SoHo Restaurant & Lounge seems a bit of a puzzle at first glance. The restaurant serves up Southern-style comfort food, while the adjacent lounge dishes out an urban, DJ-driven nightlife experience--not exactly an intuitive combination. The dining room was modern and club-like with a spare, almost stark feel. The interior was done in shades of white, black and gray, with a few black and white photos of various landmarks adorning the walls. There were other slightly odd touches, as well, such as the bottle service list on the table, in addition to the dinner menu. But what SoHo (an abbreviation for Southern Hospitality) might have lacked in warm decor and cozy accoutrements, it more than made up for in down-home tasty goodness.

Bread service consisted of some sweet cornbread fritters served with honey butter to nosh on while perusing the menu--a tasty, unique touch that signaled the deliciousness that was to come.

The appetizer list was chock-full of all manner of comforting small plates, from Fried Green Tomatoes ($6) to Jumbo Fried Shrimp ($10). We went with one of our all-time favorites, Fried Okra ($5). The okra were crisp and fried in a tempura-esque beer batter and served with some spicy mayo for dipping purposes.
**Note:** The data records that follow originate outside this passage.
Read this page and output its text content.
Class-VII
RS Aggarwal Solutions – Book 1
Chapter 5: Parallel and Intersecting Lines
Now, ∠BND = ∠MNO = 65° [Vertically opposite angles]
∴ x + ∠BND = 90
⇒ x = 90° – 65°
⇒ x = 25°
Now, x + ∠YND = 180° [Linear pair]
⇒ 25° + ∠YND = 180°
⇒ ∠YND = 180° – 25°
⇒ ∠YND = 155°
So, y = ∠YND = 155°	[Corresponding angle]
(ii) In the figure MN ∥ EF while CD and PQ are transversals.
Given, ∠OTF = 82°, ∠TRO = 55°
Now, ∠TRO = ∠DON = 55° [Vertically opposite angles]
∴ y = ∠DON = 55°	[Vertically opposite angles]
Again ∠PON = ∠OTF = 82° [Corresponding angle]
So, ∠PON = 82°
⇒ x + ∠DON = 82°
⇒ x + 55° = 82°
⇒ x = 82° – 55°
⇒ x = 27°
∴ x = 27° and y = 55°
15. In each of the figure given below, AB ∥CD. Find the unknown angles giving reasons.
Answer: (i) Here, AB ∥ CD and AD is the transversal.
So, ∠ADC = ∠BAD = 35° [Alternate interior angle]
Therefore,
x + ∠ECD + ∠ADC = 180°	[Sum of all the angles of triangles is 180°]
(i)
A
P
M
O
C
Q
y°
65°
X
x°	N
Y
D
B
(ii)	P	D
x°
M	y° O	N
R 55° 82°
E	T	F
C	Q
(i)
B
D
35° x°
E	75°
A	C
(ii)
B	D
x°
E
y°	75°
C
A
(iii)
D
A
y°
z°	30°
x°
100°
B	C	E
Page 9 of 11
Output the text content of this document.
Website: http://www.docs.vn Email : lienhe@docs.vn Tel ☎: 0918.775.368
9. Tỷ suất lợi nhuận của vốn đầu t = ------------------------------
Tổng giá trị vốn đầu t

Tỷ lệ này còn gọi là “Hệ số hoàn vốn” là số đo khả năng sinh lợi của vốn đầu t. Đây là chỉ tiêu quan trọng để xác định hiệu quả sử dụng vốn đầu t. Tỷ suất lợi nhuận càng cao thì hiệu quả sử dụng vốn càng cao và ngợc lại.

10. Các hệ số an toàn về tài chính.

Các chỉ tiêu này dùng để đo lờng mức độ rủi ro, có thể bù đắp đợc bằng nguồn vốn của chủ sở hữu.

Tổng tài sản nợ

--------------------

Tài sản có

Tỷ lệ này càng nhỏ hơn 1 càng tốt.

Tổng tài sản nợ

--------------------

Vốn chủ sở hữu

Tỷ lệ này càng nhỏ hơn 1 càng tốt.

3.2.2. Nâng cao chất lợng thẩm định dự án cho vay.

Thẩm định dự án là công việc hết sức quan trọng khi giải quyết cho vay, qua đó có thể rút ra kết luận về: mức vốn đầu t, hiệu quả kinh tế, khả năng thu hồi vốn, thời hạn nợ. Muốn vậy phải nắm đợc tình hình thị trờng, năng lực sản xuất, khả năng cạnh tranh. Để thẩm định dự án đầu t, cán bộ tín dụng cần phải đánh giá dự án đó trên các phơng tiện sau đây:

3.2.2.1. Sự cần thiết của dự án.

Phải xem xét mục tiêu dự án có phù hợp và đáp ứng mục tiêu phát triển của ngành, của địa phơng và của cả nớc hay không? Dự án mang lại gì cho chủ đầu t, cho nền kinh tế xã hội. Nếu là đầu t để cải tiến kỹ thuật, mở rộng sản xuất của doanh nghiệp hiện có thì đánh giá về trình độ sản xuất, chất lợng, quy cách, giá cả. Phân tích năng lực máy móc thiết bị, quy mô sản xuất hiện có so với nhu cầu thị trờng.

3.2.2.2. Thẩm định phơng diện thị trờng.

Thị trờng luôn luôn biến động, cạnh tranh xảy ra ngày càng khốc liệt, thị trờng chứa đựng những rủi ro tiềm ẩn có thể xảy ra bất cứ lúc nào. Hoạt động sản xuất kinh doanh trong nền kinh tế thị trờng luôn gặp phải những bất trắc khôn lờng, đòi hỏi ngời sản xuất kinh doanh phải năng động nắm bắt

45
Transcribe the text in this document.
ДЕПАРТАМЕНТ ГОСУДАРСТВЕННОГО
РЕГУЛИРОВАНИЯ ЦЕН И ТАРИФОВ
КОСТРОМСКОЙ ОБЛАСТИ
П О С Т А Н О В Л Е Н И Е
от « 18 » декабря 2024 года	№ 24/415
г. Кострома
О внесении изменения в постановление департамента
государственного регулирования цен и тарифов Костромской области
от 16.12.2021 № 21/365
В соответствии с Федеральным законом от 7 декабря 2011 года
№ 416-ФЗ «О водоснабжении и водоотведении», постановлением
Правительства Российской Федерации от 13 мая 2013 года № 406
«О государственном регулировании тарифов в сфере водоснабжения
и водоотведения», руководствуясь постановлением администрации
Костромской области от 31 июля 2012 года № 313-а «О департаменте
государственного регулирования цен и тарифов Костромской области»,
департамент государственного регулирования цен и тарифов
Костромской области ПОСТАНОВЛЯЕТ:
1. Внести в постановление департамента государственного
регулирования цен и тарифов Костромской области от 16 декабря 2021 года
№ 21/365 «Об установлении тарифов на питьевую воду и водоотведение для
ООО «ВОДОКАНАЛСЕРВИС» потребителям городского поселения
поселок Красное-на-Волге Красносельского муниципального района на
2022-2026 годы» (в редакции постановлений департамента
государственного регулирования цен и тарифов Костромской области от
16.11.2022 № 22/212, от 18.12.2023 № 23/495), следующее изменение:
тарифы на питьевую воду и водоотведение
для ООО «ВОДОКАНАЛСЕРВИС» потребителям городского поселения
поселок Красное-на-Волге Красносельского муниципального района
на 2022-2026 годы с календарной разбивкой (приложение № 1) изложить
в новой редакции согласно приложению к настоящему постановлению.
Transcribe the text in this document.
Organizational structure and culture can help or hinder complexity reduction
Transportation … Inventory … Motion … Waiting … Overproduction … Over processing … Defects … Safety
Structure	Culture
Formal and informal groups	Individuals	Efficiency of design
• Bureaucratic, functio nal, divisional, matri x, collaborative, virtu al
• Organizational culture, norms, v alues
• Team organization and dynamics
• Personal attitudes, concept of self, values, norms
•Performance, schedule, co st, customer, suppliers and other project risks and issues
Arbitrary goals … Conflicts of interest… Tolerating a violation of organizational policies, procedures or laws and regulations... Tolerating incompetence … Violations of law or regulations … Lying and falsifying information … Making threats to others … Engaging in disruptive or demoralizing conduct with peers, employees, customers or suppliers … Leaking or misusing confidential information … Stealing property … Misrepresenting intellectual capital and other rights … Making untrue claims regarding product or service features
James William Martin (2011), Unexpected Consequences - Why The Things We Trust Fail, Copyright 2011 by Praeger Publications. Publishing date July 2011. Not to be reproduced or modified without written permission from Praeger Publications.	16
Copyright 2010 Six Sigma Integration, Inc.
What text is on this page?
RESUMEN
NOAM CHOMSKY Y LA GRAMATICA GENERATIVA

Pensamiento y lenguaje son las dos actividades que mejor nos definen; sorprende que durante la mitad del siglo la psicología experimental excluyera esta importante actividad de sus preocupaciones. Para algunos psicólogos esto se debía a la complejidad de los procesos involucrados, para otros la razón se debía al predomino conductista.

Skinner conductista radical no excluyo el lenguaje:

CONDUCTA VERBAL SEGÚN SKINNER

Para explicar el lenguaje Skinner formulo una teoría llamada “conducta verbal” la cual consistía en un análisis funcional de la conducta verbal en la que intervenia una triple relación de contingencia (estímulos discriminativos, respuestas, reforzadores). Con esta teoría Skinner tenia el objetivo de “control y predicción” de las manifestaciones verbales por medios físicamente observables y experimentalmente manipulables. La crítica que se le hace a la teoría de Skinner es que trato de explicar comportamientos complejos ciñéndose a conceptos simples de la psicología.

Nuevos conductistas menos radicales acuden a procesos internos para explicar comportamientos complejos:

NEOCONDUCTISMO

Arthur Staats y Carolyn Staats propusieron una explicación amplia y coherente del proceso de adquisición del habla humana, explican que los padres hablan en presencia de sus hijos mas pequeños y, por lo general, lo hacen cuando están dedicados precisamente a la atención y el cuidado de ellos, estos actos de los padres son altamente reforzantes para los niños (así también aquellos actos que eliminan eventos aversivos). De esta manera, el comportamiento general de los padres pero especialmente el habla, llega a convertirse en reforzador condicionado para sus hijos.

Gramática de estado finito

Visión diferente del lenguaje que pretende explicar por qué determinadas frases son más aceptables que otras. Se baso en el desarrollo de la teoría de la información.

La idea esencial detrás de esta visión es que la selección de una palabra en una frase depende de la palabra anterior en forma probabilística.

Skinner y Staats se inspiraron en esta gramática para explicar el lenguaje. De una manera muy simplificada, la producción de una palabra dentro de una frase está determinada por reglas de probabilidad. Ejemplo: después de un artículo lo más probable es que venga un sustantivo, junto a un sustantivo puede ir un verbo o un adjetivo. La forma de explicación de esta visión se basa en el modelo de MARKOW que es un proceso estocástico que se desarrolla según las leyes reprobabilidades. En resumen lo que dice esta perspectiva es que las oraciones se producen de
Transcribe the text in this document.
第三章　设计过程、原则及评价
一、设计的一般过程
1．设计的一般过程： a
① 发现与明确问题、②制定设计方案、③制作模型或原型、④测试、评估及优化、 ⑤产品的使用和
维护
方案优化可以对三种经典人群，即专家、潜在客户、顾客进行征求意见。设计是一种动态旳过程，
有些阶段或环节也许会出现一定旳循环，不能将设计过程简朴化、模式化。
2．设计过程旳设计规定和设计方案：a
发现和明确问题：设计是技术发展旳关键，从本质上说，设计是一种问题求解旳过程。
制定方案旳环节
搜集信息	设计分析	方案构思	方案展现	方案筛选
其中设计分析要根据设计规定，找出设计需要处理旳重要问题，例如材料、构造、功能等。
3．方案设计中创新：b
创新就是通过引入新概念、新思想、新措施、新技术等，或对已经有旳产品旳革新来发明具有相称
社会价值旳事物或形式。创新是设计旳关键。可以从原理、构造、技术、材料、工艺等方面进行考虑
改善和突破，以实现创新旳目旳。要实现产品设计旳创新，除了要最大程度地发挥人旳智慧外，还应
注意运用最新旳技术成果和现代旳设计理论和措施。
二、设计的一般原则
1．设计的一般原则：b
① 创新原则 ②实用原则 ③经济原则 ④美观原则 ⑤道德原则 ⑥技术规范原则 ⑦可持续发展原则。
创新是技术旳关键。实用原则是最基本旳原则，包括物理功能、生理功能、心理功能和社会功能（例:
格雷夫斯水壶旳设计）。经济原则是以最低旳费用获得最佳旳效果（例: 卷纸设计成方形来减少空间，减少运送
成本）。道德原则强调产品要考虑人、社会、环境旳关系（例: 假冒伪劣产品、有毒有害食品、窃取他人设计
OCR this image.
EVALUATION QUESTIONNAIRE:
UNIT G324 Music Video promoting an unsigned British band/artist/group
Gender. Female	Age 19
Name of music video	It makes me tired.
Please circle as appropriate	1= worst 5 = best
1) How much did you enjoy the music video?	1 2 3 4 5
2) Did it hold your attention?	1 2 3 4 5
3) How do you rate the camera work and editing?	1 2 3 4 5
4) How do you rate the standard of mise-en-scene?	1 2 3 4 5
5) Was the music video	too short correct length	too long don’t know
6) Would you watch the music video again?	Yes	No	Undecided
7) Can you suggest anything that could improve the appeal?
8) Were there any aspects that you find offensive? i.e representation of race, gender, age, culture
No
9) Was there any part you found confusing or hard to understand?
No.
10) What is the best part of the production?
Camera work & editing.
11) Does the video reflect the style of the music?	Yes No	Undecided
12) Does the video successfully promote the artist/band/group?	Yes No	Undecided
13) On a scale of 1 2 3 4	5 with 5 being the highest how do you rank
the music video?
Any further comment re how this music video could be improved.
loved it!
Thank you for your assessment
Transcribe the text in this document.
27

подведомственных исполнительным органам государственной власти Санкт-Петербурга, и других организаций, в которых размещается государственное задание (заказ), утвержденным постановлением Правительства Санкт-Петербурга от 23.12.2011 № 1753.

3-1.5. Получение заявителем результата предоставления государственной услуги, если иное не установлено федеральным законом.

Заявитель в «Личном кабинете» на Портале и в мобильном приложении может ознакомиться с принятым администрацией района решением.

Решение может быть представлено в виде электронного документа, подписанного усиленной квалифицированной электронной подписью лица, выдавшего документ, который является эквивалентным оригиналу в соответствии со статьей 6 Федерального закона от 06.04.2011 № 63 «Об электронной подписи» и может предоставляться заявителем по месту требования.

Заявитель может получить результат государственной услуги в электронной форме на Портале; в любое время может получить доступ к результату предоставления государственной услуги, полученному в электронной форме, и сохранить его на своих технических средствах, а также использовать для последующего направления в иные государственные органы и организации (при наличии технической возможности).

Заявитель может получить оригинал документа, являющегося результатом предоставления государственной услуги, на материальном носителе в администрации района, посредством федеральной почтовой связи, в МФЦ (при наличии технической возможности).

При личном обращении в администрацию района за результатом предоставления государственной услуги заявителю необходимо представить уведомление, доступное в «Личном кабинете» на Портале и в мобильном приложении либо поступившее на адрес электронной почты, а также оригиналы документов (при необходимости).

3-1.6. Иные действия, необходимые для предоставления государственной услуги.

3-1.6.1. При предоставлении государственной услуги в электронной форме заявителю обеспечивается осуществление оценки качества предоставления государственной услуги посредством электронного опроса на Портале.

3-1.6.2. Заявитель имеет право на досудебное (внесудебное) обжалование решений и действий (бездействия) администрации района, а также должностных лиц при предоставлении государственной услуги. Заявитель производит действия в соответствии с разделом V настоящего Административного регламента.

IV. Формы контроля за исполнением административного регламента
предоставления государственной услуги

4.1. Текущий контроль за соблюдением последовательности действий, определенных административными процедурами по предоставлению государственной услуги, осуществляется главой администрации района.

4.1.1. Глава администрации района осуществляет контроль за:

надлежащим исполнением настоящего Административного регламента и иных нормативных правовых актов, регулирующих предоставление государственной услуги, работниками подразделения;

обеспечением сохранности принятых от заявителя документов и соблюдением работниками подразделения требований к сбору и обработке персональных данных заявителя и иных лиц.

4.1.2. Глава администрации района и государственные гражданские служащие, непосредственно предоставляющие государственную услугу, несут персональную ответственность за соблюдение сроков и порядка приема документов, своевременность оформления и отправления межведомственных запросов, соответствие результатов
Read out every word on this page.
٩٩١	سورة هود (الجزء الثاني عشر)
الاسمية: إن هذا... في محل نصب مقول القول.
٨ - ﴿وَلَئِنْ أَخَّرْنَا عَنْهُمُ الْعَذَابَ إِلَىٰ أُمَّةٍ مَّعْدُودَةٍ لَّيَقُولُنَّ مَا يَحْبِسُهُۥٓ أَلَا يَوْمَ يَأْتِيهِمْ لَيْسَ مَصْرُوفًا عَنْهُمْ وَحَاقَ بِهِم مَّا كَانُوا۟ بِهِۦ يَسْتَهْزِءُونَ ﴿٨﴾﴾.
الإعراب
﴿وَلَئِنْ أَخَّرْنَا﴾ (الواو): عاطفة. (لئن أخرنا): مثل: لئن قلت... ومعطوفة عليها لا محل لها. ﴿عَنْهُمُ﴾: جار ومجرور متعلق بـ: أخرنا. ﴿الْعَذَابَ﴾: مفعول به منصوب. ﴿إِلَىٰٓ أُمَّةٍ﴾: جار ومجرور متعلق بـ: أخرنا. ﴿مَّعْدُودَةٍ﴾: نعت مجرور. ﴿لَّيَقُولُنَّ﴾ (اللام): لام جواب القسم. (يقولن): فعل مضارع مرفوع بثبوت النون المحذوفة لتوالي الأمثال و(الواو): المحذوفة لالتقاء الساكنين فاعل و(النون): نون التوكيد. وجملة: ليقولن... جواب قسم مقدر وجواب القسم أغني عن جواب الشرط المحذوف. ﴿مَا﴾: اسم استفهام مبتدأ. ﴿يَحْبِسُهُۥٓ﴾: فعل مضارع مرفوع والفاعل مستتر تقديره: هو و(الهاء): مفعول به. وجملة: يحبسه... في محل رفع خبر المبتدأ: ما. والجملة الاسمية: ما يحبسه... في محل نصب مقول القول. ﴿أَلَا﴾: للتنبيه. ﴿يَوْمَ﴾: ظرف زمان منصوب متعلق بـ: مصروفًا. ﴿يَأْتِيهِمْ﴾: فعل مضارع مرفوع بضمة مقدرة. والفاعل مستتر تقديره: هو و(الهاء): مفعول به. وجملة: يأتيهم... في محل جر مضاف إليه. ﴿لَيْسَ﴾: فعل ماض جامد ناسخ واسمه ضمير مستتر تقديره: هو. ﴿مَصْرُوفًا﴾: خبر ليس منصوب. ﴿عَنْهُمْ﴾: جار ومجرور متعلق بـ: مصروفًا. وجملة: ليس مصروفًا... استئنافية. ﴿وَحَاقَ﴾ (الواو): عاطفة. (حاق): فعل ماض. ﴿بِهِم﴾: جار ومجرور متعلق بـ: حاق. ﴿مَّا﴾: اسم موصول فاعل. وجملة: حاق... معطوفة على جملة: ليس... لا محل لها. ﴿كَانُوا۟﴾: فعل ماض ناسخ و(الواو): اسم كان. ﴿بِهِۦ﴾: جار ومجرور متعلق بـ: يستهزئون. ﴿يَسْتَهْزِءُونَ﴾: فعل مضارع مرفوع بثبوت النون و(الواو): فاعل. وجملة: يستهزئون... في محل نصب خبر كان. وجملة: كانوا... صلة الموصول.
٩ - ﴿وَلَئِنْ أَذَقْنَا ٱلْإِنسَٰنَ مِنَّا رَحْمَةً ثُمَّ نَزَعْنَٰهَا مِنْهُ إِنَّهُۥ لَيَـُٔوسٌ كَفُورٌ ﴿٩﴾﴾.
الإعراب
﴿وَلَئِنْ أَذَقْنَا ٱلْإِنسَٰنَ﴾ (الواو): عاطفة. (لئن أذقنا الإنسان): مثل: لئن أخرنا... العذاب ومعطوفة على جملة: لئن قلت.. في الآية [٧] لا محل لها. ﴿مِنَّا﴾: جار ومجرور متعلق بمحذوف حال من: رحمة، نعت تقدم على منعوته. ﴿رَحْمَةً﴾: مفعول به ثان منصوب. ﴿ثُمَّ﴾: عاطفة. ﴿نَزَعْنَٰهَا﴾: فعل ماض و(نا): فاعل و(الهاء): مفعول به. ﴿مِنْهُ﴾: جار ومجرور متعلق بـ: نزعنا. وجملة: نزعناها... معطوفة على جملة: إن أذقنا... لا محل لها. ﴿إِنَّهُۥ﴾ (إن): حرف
With appetites primed, we hit the entree selections for some BBQ Shrimp & Grits ($16) and an order of Country Fried Steak ($12). The bowlful of rich, cheesy grits came topped with a sweet BBQ sauce and crumbled bacon, and was replete with plenty of plump, tender shrimp. The cube steak was pan-fried and smothered with a rich milk gravy. On the side was a hearty serving of smooth country-style mashed potatoes and some buttery sauteed green beans. We've had plenty of fried steaks that came out tough and leathery, but this version was fairly tender with just a bit of chewiness.

We finished up with a slice of the Sweet Potato Cheesecake ($6). It was billed as a combo of cheesecake and sweet potato pie, but taste-wise it was more reminiscent of pumpkin pie, though it definitely had the creamy consistency of a cheesecake.

All of our portions were plentiful, in true comfort food fashion, and the prices were exceptionally reasonable. The SoHo menu also featured a small selection of classic sandwiches. We plan on trying the delectable-sounding Grown Up Grilled Cheese Sandwich ($8), with three cheeses and slices of Granny Smith apples, next time around. With all of that good Southern fare, we were surprised that certain go-to favorites didn't make the cut. We'd love to see a gumbo, fried chicken or maybe some buttermilk biscuits make it onto the next menu lineup.

During our visit, the lounge wasn't hopping and so the dining room was fairly silent. There is some overlap between the lounge and restaurant schedules, though, and we'd be interested to see if the two worlds collide when the DJs start up.

All in all, SoHo makes for a tasty addition to the up-and-coming Grove neighborhood.